© Reuters. Market: the euro is consolidating, indicators disappointing
Tuesday afternoon on the foreign exchange market, the european single currency kept the bulk of the significant gains (+ 1,01%) gained yesterday against the greenback, consolidating 0.23% 1,1449 dollar. The trends are also little marked against other major counterparts.
Yesterday, in fact, the dollar has been penalised by the monetary policy expectations. A specialist paris evokes the expectations of status quo on the policy rates of the Fed for the whole of this year. Investors are still responding to about accommodative of Mr. Powell, but also to the speech yesterday by the president of the Atlanta Fed’, which provides that a rate hike this year. Which is much less than anticipated at the end of 2018.

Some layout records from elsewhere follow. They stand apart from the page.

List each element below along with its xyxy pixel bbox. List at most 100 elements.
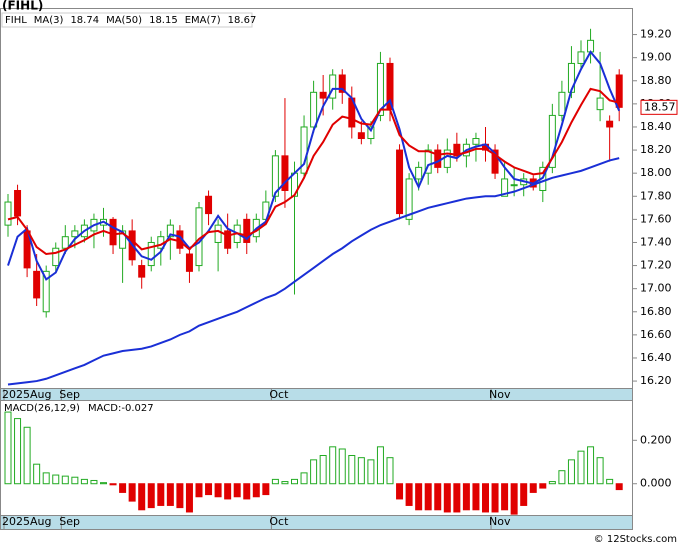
candle-body: [205, 195, 213, 215]
macd-title: MACD(26,12,9): [4, 403, 80, 414]
x-axis-band: [0, 515, 633, 530]
macd-bar: [606, 478, 614, 485]
candle-body: [119, 230, 127, 249]
macd-bar: [243, 483, 251, 500]
macd-bar: [348, 455, 356, 485]
candle-body: [4, 201, 12, 226]
macd-bar: [510, 483, 518, 515]
macd-bar: [424, 483, 432, 511]
macd-bar: [147, 483, 155, 509]
candle-body: [329, 74, 337, 99]
candle-body: [147, 241, 155, 267]
candle-body: [577, 51, 585, 64]
candle-body: [138, 265, 146, 278]
macd-bar: [587, 446, 595, 485]
candle-body: [587, 39, 595, 53]
candle-body: [491, 149, 499, 174]
macd-bar: [252, 483, 260, 498]
macd-bar: [52, 474, 60, 485]
macd-bar: [281, 481, 289, 485]
candle-body: [548, 114, 556, 168]
y-tick-label: 18.40: [640, 120, 672, 133]
candle-body: [357, 132, 365, 140]
price-label-box: [640, 99, 678, 115]
legend-text: 18.67: [228, 15, 257, 26]
candle-body: [472, 138, 480, 145]
candle-body: [185, 253, 193, 272]
macd-bar: [386, 457, 394, 485]
candle-body: [453, 143, 461, 157]
x-tick-label: 2025Aug: [2, 515, 51, 528]
price-label: 18.57: [644, 100, 676, 113]
y-tick-label: 16.40: [640, 351, 672, 364]
macd-bar: [482, 483, 489, 513]
macd-bar: [71, 476, 79, 485]
x-tick-label: Nov: [489, 388, 511, 401]
candle-body: [367, 126, 375, 140]
macd-bar: [319, 455, 327, 485]
macd-bar: [434, 483, 442, 511]
macd-bar: [329, 446, 337, 485]
legend-text: FIHL: [5, 15, 27, 26]
y-tick-label: 17.80: [640, 189, 672, 202]
candle-body: [281, 155, 289, 191]
macd-bar: [462, 483, 470, 511]
macd-bar: [61, 475, 69, 485]
macd-bar: [539, 483, 547, 489]
macd-bar: [100, 482, 107, 485]
macd-bar: [109, 483, 117, 486]
macd-bar: [157, 483, 165, 506]
macd-bar: [596, 457, 604, 485]
y-tick-label: 16.80: [640, 305, 672, 318]
macd-bar: [166, 483, 174, 506]
macd-bar: [567, 459, 575, 485]
candle-body: [424, 149, 432, 174]
y-tick-label: 17.00: [640, 282, 672, 295]
macd-bar: [33, 463, 41, 485]
macd-bar: [310, 459, 318, 485]
macd-bar: [405, 483, 413, 506]
candle-body: [14, 189, 22, 217]
macd-bar: [185, 483, 193, 513]
macd-bar: [415, 483, 423, 511]
candle-body: [396, 149, 404, 215]
candle-body: [615, 74, 623, 108]
macd-bar: [138, 483, 146, 511]
candle-body: [33, 270, 41, 299]
macd-bar: [262, 483, 270, 496]
credit: © 12Stocks.com: [594, 534, 677, 545]
legend-text: 18.15: [149, 15, 178, 26]
y-tick-label: 17.60: [640, 212, 672, 225]
indicator-line: [7, 50, 621, 281]
x-tick-label: Sep: [59, 388, 80, 401]
y-tick-label: 18.00: [640, 166, 672, 179]
candle-body: [42, 270, 50, 313]
legend-text: MA(50): [106, 15, 142, 26]
macd-bar: [14, 418, 22, 485]
candle-body: [606, 120, 614, 128]
legend-text: EMA(7): [185, 15, 221, 26]
candle-body: [376, 62, 384, 116]
macd-bar: [214, 483, 222, 498]
candle-body: [214, 224, 222, 243]
macd-bar: [443, 483, 451, 513]
x-tick-label: Oct: [269, 515, 289, 528]
macd-bar: [367, 459, 375, 485]
macd-bar: [90, 479, 98, 485]
macd-bar: [23, 426, 31, 485]
legend-box: [1, 12, 253, 28]
indicator-line: [7, 157, 620, 386]
indicator-line: [7, 87, 620, 256]
macd-bar: [558, 470, 566, 485]
candle-body: [271, 155, 279, 197]
x-tick-label: 2025Aug: [2, 388, 51, 401]
macd-bar: [472, 483, 480, 511]
candle-body: [166, 224, 174, 238]
macd-bar: [300, 472, 308, 485]
macd-bar: [128, 483, 136, 502]
legend-text: 18.74: [70, 15, 99, 26]
macd-bar: [42, 472, 50, 485]
candle-body: [558, 91, 566, 116]
candle-body: [52, 247, 60, 267]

‘The German rates have increased in parallel with yields on us Treasury bonds on Friday, while the president of the federal Reserve, and Jerome Powell, was trying to calm down the financial markets, concerned by the economic slowdown in the United States. The yields of government bonds German 10-year-old reached the summit on Friday of 0.21% during the speech, marking the largest increase in yields on a day in the Bund to 10 years of age since June 2018’, underlines Saxo Bank. A positive factor for the euro.
The appetite for currencies deemed risky has also been boosted by hopes of a positive outcome of the trade negotiations between the United States and China.
However, the latest indications the economic from the Old Continent are, this morning, not the most encouraging. In Germany, the industrial production contracted by 1.9 per cent between October and November, while the consensus expected an increase of 0.3%. In addition, the previous figure was lowered to 0.8 per cent.
‘The decline of German industrial output in November brings a new proof that the largest economy in the euro zone grew at a weak pace in the 4th fourth quarter’, says Capital Economics.
Also published this morning, the index of economic sentiment of the euro area measured by the european Commission for December was down 2.2 percentage points to 107.3 points while it was expected by the consensus 108.2 points, and that it was of 109.5 points previously. ‘The deterioration of the confidence in the euro area stems from declines in the industry, services, construction and among consumers’, says the Commission, and it affects the first five economies of the euro Zone, from Germany to the netherlands.